A while ago Timothy Ferguson did a podcast on the Natural Qualities of Aquam, so as to define what the unnatural qualities of water might be. It occurs to me that discussions of the natural qualities of the other elements could be useful. So, starting with Auram:

Air is, according to Empedocles, Plato, and Aristotle:
Levitate: Denser than Fire, Lighter than Water
Mobile, which I conclude means both fluid and active
Sharp: I am not sure what this means in this context
Smooth, as in the atoms of air are so smooth they can barely be felt (Plato)

I reject that air is hot or wet, as there are cold dry winds, although I can accept that air is inclined to be hot and wet; it is receptive to heat and moisture. Indeed, air seems to be receptive to the other elements, a vessel of the elements and relatively yielding. This quality seems essential to animal life: air is breathed in, takes up the heat of the body, and carries the heat away, to allow bodies to maintain a balance of hot and cold. Air also seems to be receptive to spiritual power, as in the Breath of Life.

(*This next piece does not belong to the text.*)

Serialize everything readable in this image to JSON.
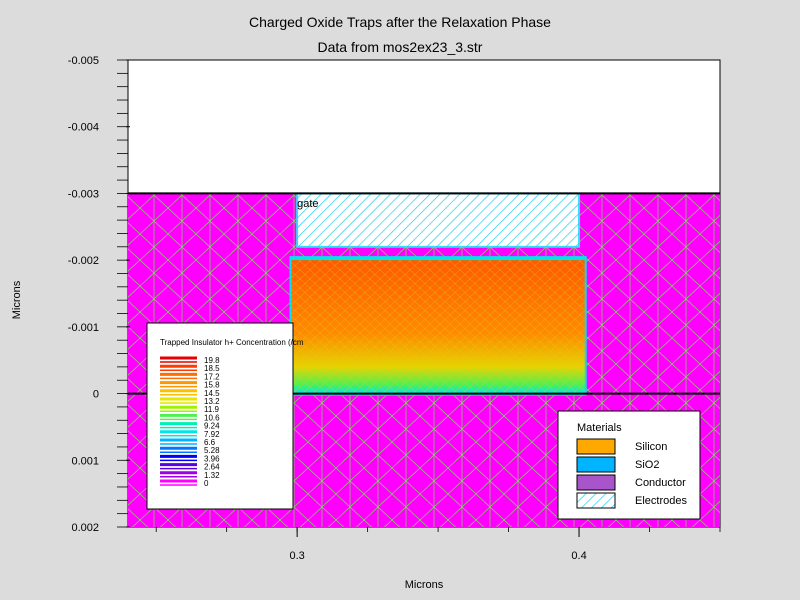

Air is denser than fire and lighter than water: Air has levitas, as opposed to Earth and Water, which have gravitas. It has more levitas when warm and dry than when cold and wet, and seeks to achieve a balance of these state qualities.

Air is mobile, which I understand to be fluid. Air is also expansive - it fills any container and overflows any open container. Air is also penetrating, which seems to simply be a function of its fluidity. Air can seep through tiny holes and is thus penetrating.

Air is also quite strong, deceptively strong, as can be shown in great winds and gales.

Something the ancient philosophers did not seem to remark on: natural air is relatively transparent. Exceptions to this seem to involve mixtures of elements: Fog and clouds are air holding water, either receiving or dispensing; smoke is the fine powder of ash.

Other qualities? I've generally stayed away from emotional and spiritual qualities here.

If this is an interesting discussion, I'll try to follow through with all of the Elements, and possibly on the the rest of the Forms.